Beyond just doing a good job introducing the larger plot, the issue itself is well plotted and scripted. I thought Bendis did a great job reminding us how green the original X-Men are, from Kitty making the point that they survived the Sentinels' attack because they followed her orders to Scott almost dying when he disobeyed them. As present Scott does here, you do have to wonder why Kitty decided to bring the original X-Men to confront a dragon-conjuring criminal in the first place. (Of course, you also have to wonder why Scott brought his own green new X-Men to Ann Arbor in "Uncanny X-Men" #10, given that he knows that the Sentinels tend to appear everywhere he does. So, you know, he probably needs to dial back the judging a little.) Bendis also continues to have a great ear for dialogue, using the conversation between the original and present X-Men to show how it's all become such a big mess, with the adults trying to keep their focus on the big picture despite knowing that it means ignoring the teenagers' feelings. (I also loved present Scott and Kitty's restrained patter during the confrontation in Phoenix)
I debated including this next part, but I feel like I should. Bendis loves him a time-travel story and I generally hate them as a rule. That said, Bendis is actually better than most at dealing with the inherent logical inconsistencies that comes with these sorts of stories. But, I feel like this issue raises some issues that really start to unravel the sweater if you pull at them. We have pretty much accepted, until this point, that the original X-Men coming to the future changed their time line, essentially severing it from the present X-Men's. Essentially, it created a whole new time line. However, if it did, in fact, create a new time line, original Scott's death shouldn't have affected present Scott's existence, since they were, at this point, essentially two different Scotts. (Now you see why I hate time-travel stories.)
As such, if original Scott's death did affect present Scott, it implies that they're in the same time line.
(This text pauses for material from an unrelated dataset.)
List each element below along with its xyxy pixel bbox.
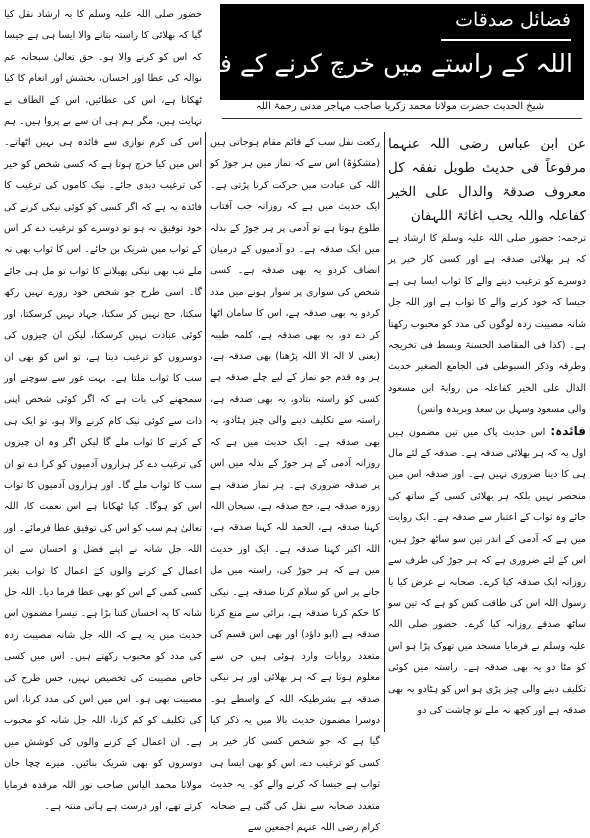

If they are, then why does only this event affect the present? For example, wouldn't Jean developing her powers earlier than she did in the original time line affect the present in some way? I feel like the answer to that question is that the original X-Men are eventually returned to their time line and Professor X is able to undo anything that happened to them in the present; original Scott dying, obviously, would be something that he wouldn't be able to undo. But, the longer that they're in the present, the more difficult it is to believe that. That conclusion isn't contradicting anything Bendis has done so far; after all, the whole reason why the present X-Men want to send back the original X-Men is exactly that issue, that the longer they stay, the more damage they do. But, we're getting awfully close to the point where it gets hard to believe that everything that happens to them in the present can be undone simply by Professor X making the original X-Men forget about it.